Let the amount of `Na_(2)CO_(3)` in the mixture be `x_(g)`, Then, the amount of `NaHCO_(3)` in the mixture is `(1-x)g`.
Molar mass of `Na_(2)CO_(3)=2xx23+1xx12+3xx16`
`= 106 g mol^(-1)`
`therefore` Number of moles `Na_(2)CO_(3)=(x)/(106)mol`
Molar mass of `NaHCO_(3)=1xx23+1xx12+3xx16`
`= 84 g mol^(-1)`
Number of moles `NaHCO_(3)=(1-x)/(84)` mol
According to the question,
`(x)/(106)=(1-x)/(84)`
`therefore 84x = 106-106 x`
`therefore 190x=106`
`therefore x=0.5579`
Therefore, number of moles of `Na_(2)CO_(3)`
`=(0.5579)/(106)mol`
= 0.053 mol
And, number of moles of `NaHCO_(3)`
`= (1-0.5579)/(84)`
= 0.0053 mol
HCl reacts with `Na_(2)CO_(3)` and `NaHCO_(3)` according to the following equation.
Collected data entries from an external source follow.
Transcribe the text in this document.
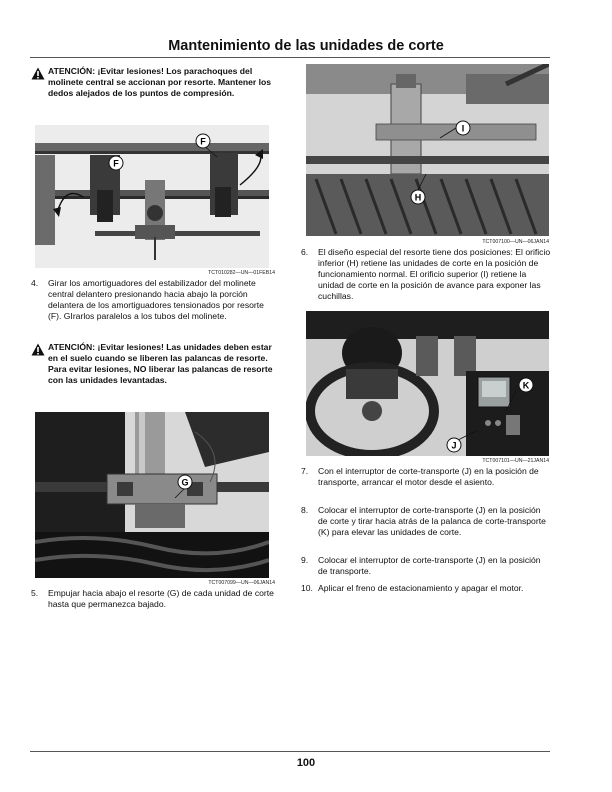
Mantenimiento de las unidades de corte
ATENCIÓN: ¡Evitar lesiones! Los parachoques del molinete central se accionan por resorte. Mantener los dedos alejados de los puntos de compresión.
F
F
TCT010282—UN—01FEB14
4. Girar los amortiguadores del estabilizador del molinete central delantero presionando hacia abajo la porción delantera de los amortiguadores tensionados por resorte (F). GIrarlos paralelos a los tubos del molinete.
ATENCIÓN: ¡Evitar lesiones! Las unidades deben estar en el suelo cuando se liberen las palancas de resorte. Para evitar lesiones, NO liberar las palancas de resorte con las unidades levantadas.
G
TCT007099—UN—06JAN14
5. Empujar hacia abajo el resorte (G) de cada unidad de corte hasta que permanezca bajado.
I
H
TCT007100—UN—06JAN14
6. El diseño especial del resorte tiene dos posiciones: El orificio inferior (H) retiene las unidades de corte en la posición de funcionamiento normal. El orificio superior (I) retiene la unidad de corte en la posición de avance para exponer las cuchillas.
K
J
TCT007101—UN—21JAN14
7. Con el interruptor de corte-transporte (J) en la posición de transporte, arrancar el motor desde el asiento.
8. Colocar el interruptor de corte-transporte (J) en la posición de corte y tirar hacia atrás de la palanca de corte-transporte (K) para elevar las unidades de corte.
9. Colocar el interruptor de corte-transporte (J) en la posición de transporte.
10. Aplicar el freno de estacionamiento y apagar el motor.
100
`2HCl+Na_(2)CO_(3)to 2NaCl+H_(2)O+CO_(2)`
`HCl+NaHCO_(3)to NaCl+H_(2)O+CO_(2)`
1 mol of `Na_(2)CO_(3)` reacts with 2 mol of HCl.
Therefore, 0.0053 mol of `Na_(2)CO_(3)` reacts with `2xx0.0053` mol = 0.0106 mol of HCl.
Similarly, 1 mol of `NaHCO_(3)` reacts with 1 mol of HCl. Therefore, 0.0053 mol of `NaHCO_(3)` reacts with 0.0053 mol of HCl.
Total moles of HCl required `= (0.0106+0.0053)` mol
= 0.0159 mol
In 0.1 M of HCl
0.1 mol of HCl is preset in 1000 mL of the solution
Therefore, 0.0159 mol of HCl is present in
`= (1000xx0.0159)/(0.1)` mol
= 159 mL of the solution
Hence, 159 mL of 0.1 M of HCl is required to react completely with 1 g mixture of `Na_(2)CO_(3)` and `NaHCO_(3)` containing equimolar amounts of both.